Появился и Владимир Павлович Эфроимсон. Не получив тогда полной реабилитации, он прописался в Клину (вот, поистине, свет клином сошелся!), а зарабатывал как внештатный сотрудник Института научной информации (как тогда острили: Институт напуганной интеллигенции). Вернулись А. П. Улановский, С. М. Мусатов, М.А. Коган. В Ленинград приехал на постоянное жительство В. В. Оппель. Я же, побывав в Ленинграде, познакомился с его сестрами, жившими в мемориальной квартире отца — крупного хирурга. Появился и реабилитированный Щедринский в обществе пышной блондинки. Он сразу же стал работать начальником строительной конторы и частенько бывал у Миши. Вернулся и Борис Горелов и все, проходившие по делу «Черного легиона».

Шел 1956 год. Я не оставлял хлопоты о пересмотре дела. Год назад я был амнистирован, то есть прощен, но продолжал быть виновным. Я с этим никак не соглашался и продолжал писать в «верха». Одно из таких прошений мне помогла составить Генриетта Абрамовна Богуславская, юрист и приятельница с юных лет Ц. Л. Мансуровой. После того, как бумага была составлена, Генриетта Абрамовна сказала, что я непременно должен писать воспоминания обо всем, что со мной происходило. Это совпадало с моим внутренним настроением; я отдавал себе отчет, что прожил далеко не обычные и заурядные годы, а милостивая судьба показала свои широкие возможности. Во всяком случае слова Генриетты Абрамовны подтолкнули меня, но писать я начал только в 1960 году.

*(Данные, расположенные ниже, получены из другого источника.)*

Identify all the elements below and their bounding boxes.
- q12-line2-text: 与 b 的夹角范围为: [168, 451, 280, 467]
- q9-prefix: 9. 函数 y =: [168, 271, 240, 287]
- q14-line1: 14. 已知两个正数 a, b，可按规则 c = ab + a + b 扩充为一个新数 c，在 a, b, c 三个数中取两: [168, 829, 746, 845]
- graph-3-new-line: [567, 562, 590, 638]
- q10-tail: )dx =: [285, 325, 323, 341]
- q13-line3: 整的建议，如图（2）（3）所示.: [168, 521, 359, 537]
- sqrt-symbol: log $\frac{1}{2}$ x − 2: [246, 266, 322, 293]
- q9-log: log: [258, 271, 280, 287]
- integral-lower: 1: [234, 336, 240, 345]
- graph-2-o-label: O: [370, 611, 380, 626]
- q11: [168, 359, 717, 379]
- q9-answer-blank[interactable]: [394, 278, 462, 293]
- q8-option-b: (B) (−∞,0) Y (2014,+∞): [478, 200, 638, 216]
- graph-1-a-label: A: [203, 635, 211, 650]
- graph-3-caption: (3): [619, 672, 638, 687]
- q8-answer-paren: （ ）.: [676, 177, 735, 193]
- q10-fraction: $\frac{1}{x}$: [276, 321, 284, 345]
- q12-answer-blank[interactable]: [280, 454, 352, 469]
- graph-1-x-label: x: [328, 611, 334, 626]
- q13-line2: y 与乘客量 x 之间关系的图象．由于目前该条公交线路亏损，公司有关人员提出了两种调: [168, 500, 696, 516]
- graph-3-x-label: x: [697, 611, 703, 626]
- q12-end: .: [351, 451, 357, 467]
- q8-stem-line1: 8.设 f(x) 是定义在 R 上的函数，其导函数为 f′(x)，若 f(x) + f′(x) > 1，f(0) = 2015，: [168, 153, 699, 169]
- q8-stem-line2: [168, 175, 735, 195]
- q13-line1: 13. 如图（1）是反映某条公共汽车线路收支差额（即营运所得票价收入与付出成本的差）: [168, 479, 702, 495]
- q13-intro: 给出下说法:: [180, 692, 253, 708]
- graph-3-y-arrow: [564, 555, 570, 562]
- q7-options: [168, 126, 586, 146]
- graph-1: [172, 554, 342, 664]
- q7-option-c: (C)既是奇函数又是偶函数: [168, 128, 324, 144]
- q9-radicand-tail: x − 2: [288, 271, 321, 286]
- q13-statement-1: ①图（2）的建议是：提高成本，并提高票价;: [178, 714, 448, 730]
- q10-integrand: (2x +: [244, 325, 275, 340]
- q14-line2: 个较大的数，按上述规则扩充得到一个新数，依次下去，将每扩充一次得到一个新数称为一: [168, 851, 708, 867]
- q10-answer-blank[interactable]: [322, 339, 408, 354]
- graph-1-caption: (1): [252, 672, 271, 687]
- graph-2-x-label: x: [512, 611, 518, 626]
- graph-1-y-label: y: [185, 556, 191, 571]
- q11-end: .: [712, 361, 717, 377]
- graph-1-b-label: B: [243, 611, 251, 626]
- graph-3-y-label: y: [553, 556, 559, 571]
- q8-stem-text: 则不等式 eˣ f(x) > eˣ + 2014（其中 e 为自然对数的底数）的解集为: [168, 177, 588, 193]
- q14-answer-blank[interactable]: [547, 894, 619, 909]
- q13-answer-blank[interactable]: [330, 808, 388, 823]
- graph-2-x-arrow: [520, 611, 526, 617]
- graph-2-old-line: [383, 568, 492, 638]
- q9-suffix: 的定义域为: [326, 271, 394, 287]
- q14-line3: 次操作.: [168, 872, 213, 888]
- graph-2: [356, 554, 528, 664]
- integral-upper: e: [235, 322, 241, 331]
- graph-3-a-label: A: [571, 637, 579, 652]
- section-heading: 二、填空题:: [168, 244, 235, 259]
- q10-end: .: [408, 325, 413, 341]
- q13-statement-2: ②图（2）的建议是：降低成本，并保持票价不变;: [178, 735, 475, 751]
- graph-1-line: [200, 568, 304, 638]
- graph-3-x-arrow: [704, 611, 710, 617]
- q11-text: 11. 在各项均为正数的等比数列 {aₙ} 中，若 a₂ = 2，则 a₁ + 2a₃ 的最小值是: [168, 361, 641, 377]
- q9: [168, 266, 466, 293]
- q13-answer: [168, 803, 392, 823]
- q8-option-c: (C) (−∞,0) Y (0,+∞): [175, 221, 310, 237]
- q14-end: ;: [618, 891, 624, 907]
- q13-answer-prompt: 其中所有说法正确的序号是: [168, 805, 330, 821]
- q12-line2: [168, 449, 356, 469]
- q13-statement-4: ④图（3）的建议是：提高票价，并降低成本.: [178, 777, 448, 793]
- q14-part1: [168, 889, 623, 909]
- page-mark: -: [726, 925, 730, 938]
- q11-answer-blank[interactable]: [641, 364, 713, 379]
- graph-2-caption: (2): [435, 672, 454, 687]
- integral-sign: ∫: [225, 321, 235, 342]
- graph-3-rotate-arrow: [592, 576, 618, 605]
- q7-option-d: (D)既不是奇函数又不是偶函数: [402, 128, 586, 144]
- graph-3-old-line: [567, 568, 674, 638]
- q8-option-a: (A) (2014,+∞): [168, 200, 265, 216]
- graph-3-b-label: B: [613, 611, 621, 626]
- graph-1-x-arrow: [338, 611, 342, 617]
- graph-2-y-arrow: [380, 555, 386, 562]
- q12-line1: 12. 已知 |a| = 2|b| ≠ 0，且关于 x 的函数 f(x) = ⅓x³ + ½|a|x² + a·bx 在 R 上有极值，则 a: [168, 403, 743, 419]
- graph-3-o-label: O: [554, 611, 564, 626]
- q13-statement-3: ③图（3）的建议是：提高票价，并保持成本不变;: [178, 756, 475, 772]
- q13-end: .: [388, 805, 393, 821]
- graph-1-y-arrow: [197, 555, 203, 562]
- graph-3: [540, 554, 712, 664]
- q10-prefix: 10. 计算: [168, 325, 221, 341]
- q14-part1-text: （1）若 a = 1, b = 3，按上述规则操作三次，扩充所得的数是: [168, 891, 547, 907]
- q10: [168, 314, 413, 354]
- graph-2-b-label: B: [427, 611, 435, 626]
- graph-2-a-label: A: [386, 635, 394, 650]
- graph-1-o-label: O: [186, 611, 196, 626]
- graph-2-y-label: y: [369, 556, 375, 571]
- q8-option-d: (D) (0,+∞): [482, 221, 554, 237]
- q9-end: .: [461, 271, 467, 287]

Осенью 1956 года в Военной прокуратуре на улице Воровского я получил справку о реабилитации. Вот она:

30 ноября 1956 г.

Дело по обвинению ТРУБЕЦКОГО Андрея Владимировича пересмотрено Военной Коллегией Верховного Суда СССР № 4н-018503\56 17 ноября 1956 года. Постановление Особого Совещания при МГБ СССР от 7 января 1950 года в отношении ТРУБЕЦКОГО А.В. отменено, и дело за отсутствием состава преступления прекращено.

Председательствующий судебного состава Военной Коллегии Верховного Суда СССР генерал-майор Юстиции Степанов. Но еще до получения этого документа я несколько раз бывал в здании Военной прокуратуры, справляясь о ходе пересмотра. В один из таких визитов принимавший меня майор посоветовал написать заявление, подсказав: «Укажите какую-нибудь жизненно важную причину. Это поможет ускорить пересмотр». Удивительные были времена! И какой диапазон душевных свойств человеческих!

Рассказанная здесь история далека от хрестоматийных геройских повествований о драматических побегах из немецкого плена или полного лишений гулаговского сидения и тамошних ужасов. Она во многом не типична. Но такова моя жизнь.

Писал я эти воспоминания очень долго, со средним разрывом между событиями и их изложением на бумаге примерно в двадцать лет. Делал большие перерывы в написании — некогда (основная причина) или даже не хотелось браться за перо, особенно, когда описывал 49, 50 и последующие годы. Тогда даже сниться все стало чаще, и сны эти были, ох какими тяжелыми. Но писать надо было. Пусть дети читают, мы им мало рассказываем о нашей жизни, а они живут совсем по-другому, чем мы.